Hi please can anyone give me hope that my daughter will get through this. She is only 33. Had operation to remove spleen, stomach lining, part bowel, full hysterectomy and much more. She is now receiving chemo. Do not know how to help her. Feel absolutely helpless .
Hello Archieboo - I am so very sorry for what you and your daughter are going through at the moment. It is such a dreadful time for everyone and I cannot imagine what you are going through as a mum. I am recently diagnosed (Feb 2023),. I have had surgery and 6 lots of chemo - so hoping all will be well. The time when you're newly diagnosed can be terrifying as you literally do not know what your journey will be and living with the uncertainty can be unbearable (it was for me). The main thing to focus on is that the treatments now are vast and there are many options going forward. Your daughter will be on a clear pathway with multi disciplinary teams looking at her scans and any biopsies and discussing the best way forward for her treatment. Make sure you and your daughter have all your questions at the ready and perhaps go with her to her appointments so you can clarify anything or ask any further questions. Its easy to forget everything the consultant says when you walk out of the door just down to pure stress.
Mentally, I found that as the months wore on and as I progressed through my treatment plan, I started to accept my situation more and more. I gradually felt able to talk about it in general with other people. I do still have some dark days but overall - I feel in a better place and it was just down to time that helped me. That said, my daughter is still struggling with coping with my diagnosis. The helplessness you must be feeling though as a mum - I cannot imagine. I am so sorry you're going through this. Keep the conversation open with your daughter and be prepared for some powerful emotions - from both sides. I recall having a huge row with my daughter a few months back. I could cry now even just thinking about how much I snapped at her - and she snapped right back. We have talked about it since but it just goes to show that feelings for you and your daughter may be all over the place. Keep talking, keep telling her how much you love her and that you're there for her. Make sure you have support for you - somewhere for you to take your painful feelings that you perhaps do not want to express in front of your daughter.
When I was first diagnosed, I recall the nurse using the word journey and I recall thinking - but I don't want to be on this journey! But really the word makes sense. It is a journey and as you both walk down this path - you will meet so many people along the way, professionals and people you've not encountered before - all will bring something positive into your lives. Whether it is treating/healing or whether it is emotional support/kindness and compassion.
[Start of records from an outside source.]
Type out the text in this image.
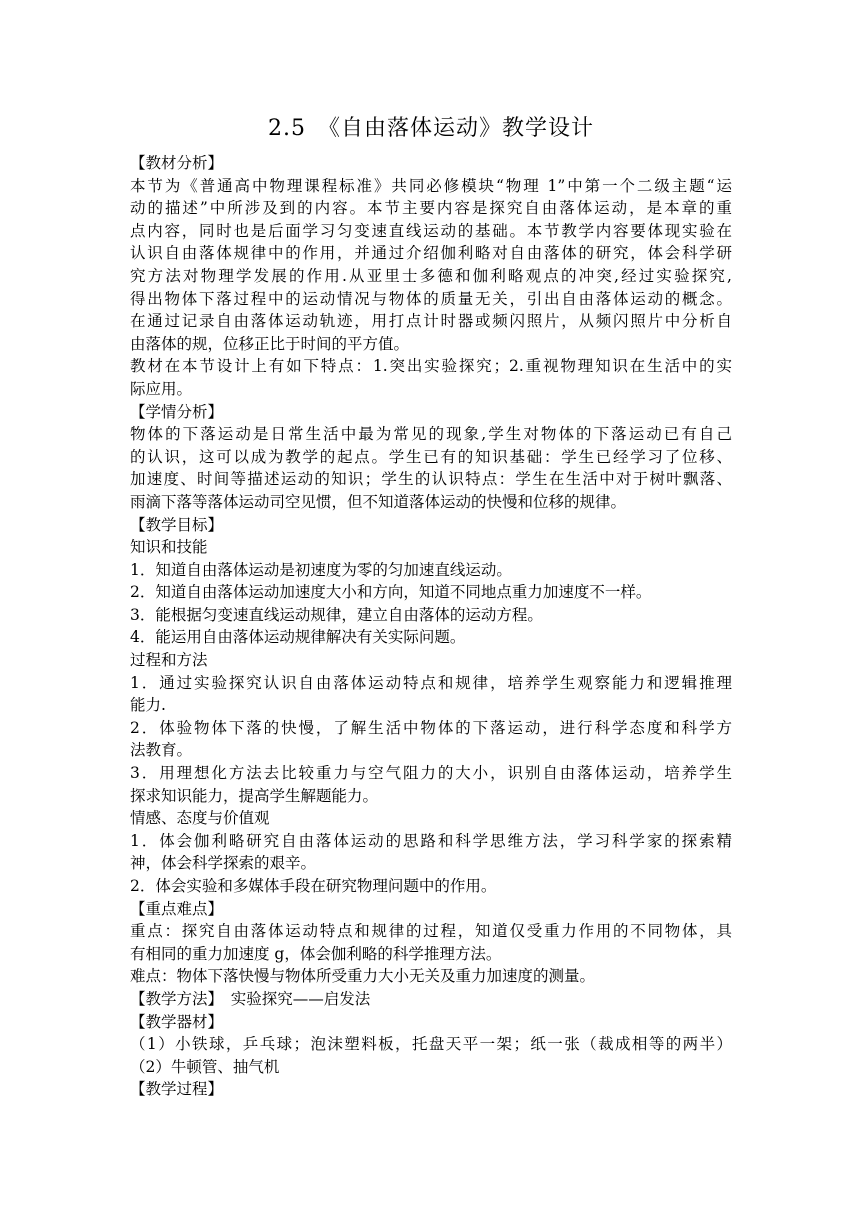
2.5　《自由落体运动》教学设计
【教材分析】
本节为《普通高中物理课程标准》共同必修模块“物理 1”中第一个二级主题“运
动的描述”中所涉及到的内容。本节主要内容是探究自由落体运动，是本章的重
点内容，同时也是后面学习匀变速直线运动的基础。本节教学内容要体现实验在
认识自由落体规律中的作用，并通过介绍伽利略对自由落体的研究，体会科学研
究方法对物理学发展的作用.从亚里士多德和伽利略观点的冲突,经过实验探究,
得出物体下落过程中的运动情况与物体的质量无关，引出自由落体运动的概念。
在通过记录自由落体运动轨迹，用打点计时器或频闪照片，从频闪照片中分析自
由落体的规，位移正比于时间的平方值。
教材在本节设计上有如下特点：1.突出实验探究；2.重视物理知识在生活中的实
际应用。
【学情分析】
物体的下落运动是日常生活中最为常见的现象,学生对物体的下落运动已有自己
的认识，这可以成为教学的起点。学生已有的知识基础：学生已经学习了位移、
加速度、时间等描述运动的知识；学生的认识特点：学生在生活中对于树叶飘落、
雨滴下落等落体运动司空见惯，但不知道落体运动的快慢和位移的规律。
【教学目标】
知识和技能
1．知道自由落体运动是初速度为零的匀加速直线运动。
2．知道自由落体运动加速度大小和方向，知道不同地点重力加速度不一样。
3．能根据匀变速直线运动规律，建立自由落体的运动方程。
4．能运用自由落体运动规律解决有关实际问题。
过程和方法
1．通过实验探究认识自由落体运动特点和规律，培养学生观察能力和逻辑推理
能力.
2．体验物体下落的快慢，了解生活中物体的下落运动，进行科学态度和科学方
法教育。
3．用理想化方法去比较重力与空气阻力的大小，识别自由落体运动，培养学生
探求知识能力，提高学生解题能力。
情感、态度与价值观
1．体会伽利略研究自由落体运动的思路和科学思维方法，学习科学家的探索精
神，体会科学探索的艰辛。
2．体会实验和多媒体手段在研究物理问题中的作用。
【重点难点】
重点：探究自由落体运动特点和规律的过程，知道仅受重力作用的不同物体，具
有相同的重力加速度 g，体会伽利略的科学推理方法。
难点：物体下落快慢与物体所受重力大小无关及重力加速度的测量。
【教学方法】　实验探究——启发法
【教学器材】
（1）小铁球，乒乓球；泡沫塑料板，托盘天平一架；纸一张（裁成相等的两半）
（2）牛顿管、抽气机
【教学过程】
Sorry I have gone on for ages - I just really do feel for you and your daughter. Hugs xx
Hi Pickles1959. Thank you so much for replying. I am so sorry that you are going through this and to hear it from your perspective. Really feel for you and your daughter. I think you may be right in saying as time goes by you come to terms with it. Me and my daughter are joined at the hip , so close, wish that I could swap places with her. But then she would be so worried about me and then I would be so worried about her. Like you said emotions run high especially in the worst times and then you get some relief when better days come around. I can’t let be daughter see me upset but feel I have no one to turn to some times who can feel what I’m feeling. So thanks for this and me joining this group I’m sure will help me to hear other peoples journeys. All we can do is hope for the best and I really do hope all goes well for you. If I can help you in anyway please ask . Sending big hugs to you and your daughter x
People can get through it. In 15 minutes I'm going with my mum to have her 6th chemo. She had stage 3c ovarian cancer. Had full hystectomy and her omentum removed. But during last operation they told her the chemo had worked and the cancer had melted away. She is going today to ring the bell and we will enjoy her being cancer free for now.
Your daughter is young. She can fight this. Be strong for her.
Yes when my mum was diagnosed all I wanted was to find success stories. They are hard to find but I don't think it's because there are none. I think once people recover they just enjoy life and don't think to update. That's why I wanted to update on my mums success.
Wishing the best to your family you can bear this awful disease.